ABD BAŞKANI Joe Biden, başkanlığı dönemindeki ilk ABD-AB zirvesinde, Avrupa’yı Obama yönetiminde bıraktığından çok farklı bir şekilde buluyor. Avrupa o günden bu güne değişiyor. Henüz daha yeni başlasa da AB küresel jeopolitik bir oyuncuya dönüşmeye başladı. Fakat diğer ülkeler tarafından (özellikle de muhalifleri tarafından) bu dönüşümün boyutu genellikle yanlış anlaşılıyor ve küçümseniyor.

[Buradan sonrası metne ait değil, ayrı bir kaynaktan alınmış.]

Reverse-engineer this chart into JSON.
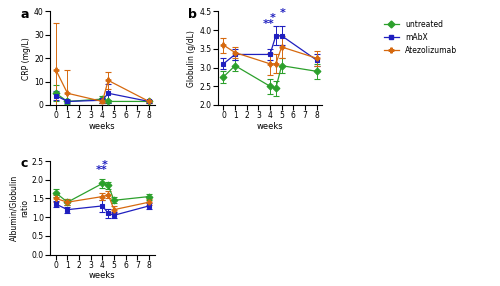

Belarus hükümetinin gazeteci Roman Protasevich ve kız arkadaşı Sofia Sapega’yı yakalamak üzere, hava sahasında uçan Ryanair uçağını zorla indirmesini düşünün. Bu cüretkâr hareketten sonra Avrupa Konseyi, Belarus Başkanına Lukaşenko'ya karşı ekonomik yaptırımlar ve uçuş kısıtlamaları içeren sert bir yaptırım paketini kabul etti.
Avrupa Birliği'nin olayla ilgili ilk tepkisi, Avrupa Komisyonu Başkanı Ursula von der Leyen ve Ulaştırma Komiseri Adina Valean'ın çelişkili mesajları nedeniyle pek mükemmel sayılamazdı. Ancak Belarus hava sahasına ve havayollarına yönelik uçuş yasakları, Belarus hükümetine, göründüğünden daha fazla zarar verebilir. Çünkü Belarus'un Belavia havayolu şirketi ve uçuş gelirleri Belarus rejimi için önemli bir gelir kaynağı. Diğer yandan bu yaptırımların, Protasevich’in serbest kalmasını sağlama veya en azından Belarus ve hamisi Rusya’nın başka saldırgan hamlelerini engelleme olasılığı merak konusu.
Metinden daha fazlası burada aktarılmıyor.